A fifth threat is the dependence of the media on government advertisements. This is especially true of the regional and sub-regional press. Newspapers and magazines in state and district capitals often depend heavily on the largesse of state governments. As a consequence, they cannot be frank or fearless in exposing the misdeeds of the ruling party or its ministers.
A sixth threat to freedom of expression is the dependence of the media on commercial advertisements. This is especially pertinent in the case of English-language newspapers and TV channels, which cater to the affluent middle-class, those who buy automobiles, smart phones, flatscreen TVs and washing machines, and consume a massive amount of oil and gas.
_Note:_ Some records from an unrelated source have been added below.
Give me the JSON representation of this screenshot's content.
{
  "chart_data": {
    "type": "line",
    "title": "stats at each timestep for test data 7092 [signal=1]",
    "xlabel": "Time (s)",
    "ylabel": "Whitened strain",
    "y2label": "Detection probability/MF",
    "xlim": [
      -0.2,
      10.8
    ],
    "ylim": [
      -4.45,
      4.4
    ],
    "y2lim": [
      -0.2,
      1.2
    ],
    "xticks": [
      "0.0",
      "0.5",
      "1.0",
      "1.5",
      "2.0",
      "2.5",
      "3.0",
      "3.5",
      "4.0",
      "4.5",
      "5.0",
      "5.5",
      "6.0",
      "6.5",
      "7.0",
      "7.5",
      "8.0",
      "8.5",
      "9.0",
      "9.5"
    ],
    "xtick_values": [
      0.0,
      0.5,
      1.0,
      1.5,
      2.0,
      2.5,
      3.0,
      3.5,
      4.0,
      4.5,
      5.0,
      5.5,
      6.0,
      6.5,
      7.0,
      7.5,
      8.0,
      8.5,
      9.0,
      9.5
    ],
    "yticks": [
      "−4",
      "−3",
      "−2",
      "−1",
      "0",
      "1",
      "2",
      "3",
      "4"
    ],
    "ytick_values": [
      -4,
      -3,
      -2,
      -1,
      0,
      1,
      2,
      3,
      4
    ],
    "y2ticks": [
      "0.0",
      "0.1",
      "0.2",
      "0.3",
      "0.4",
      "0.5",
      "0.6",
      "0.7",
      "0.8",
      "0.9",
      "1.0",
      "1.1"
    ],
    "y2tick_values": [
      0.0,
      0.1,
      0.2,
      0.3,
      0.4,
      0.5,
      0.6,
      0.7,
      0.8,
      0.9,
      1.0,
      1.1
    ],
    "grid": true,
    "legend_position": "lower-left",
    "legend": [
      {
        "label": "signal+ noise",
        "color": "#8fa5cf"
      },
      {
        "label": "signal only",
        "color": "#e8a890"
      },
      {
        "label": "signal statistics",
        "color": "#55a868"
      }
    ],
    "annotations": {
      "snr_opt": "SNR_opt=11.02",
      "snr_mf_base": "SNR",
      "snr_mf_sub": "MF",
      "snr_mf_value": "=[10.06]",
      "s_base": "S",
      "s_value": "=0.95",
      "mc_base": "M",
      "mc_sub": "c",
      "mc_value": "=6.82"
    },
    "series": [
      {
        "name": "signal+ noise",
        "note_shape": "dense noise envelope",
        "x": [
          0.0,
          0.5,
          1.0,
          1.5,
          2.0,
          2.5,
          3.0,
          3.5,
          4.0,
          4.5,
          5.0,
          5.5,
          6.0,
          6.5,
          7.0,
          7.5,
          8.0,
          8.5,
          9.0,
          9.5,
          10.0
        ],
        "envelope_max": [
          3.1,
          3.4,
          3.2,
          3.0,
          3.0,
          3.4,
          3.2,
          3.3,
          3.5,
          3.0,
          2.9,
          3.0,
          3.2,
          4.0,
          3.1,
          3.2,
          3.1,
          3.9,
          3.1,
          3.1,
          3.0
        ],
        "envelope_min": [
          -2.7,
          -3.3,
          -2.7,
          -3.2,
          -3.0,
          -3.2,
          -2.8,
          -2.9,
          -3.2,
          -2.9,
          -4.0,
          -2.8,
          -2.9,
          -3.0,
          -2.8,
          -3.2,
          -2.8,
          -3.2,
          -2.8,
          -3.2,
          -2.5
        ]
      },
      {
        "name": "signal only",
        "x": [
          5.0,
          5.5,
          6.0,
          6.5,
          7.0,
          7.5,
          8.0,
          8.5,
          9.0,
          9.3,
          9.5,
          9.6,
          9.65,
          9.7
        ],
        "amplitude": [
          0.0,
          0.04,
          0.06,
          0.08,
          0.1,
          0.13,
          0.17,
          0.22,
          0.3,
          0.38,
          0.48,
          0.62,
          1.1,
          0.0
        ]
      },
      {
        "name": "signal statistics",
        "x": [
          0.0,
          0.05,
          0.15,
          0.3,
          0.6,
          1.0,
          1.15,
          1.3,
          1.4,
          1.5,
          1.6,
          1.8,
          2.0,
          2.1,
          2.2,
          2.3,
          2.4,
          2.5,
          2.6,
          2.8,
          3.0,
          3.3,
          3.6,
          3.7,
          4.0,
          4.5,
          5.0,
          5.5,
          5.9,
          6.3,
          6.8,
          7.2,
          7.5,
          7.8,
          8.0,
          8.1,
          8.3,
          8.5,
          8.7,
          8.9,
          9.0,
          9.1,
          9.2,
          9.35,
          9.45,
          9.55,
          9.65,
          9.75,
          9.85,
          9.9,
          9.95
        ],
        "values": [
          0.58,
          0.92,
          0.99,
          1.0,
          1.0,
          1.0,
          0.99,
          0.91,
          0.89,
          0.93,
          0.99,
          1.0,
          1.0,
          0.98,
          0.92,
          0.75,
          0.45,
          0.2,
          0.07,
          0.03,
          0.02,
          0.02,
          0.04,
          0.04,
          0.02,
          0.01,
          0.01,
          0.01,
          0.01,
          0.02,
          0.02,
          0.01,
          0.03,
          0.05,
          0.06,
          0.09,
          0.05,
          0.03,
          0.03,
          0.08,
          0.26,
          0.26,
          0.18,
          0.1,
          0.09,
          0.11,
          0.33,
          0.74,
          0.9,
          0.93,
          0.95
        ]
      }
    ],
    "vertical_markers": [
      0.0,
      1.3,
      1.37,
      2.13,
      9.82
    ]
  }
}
Companies that make these products and advertise them in the media are often given a wide berth by reporters, editors and, especially, proprietors. This form of self-censorship operates extensively in an area I know reasonably well - the environment. Detailed and first-hand reports by intrepid journalists of environmental degradation caused by mining, chemical and oil companies have been "pulled" for fear that they will offend advertisers. More often, editors simply do not commission such reports at all.
The seventh threat is constituted by careerist or ideologically driven writers. George Orwell once said that a writer must never be a loyal member of a political party. In India, too many writers and journalists identify with particular parties and even with particular individuals, pushing their patrons' agenda at considerable violence to the truth. Once again, this betrayal of intellectual freedom occurs across the political spectrum. There are writers who are propagandists for the Bharatiya Janata Party, writers who are spokesmen for the Congress, writers who are apologists for the Communist Party of India (Marxist), writers who are useful idiots for the Naxalites.
These seven threats to free expression eat away at the moral and institutional foundations of Indian democracy. To be sure, our writers, artists and film-makers enjoy greater freedom than their counterparts in semi-totalitarian countries like China or Russia. Yet, they are distinctly unfree when compared to their counterparts in thoroughbred democracies like Sweden or Canada.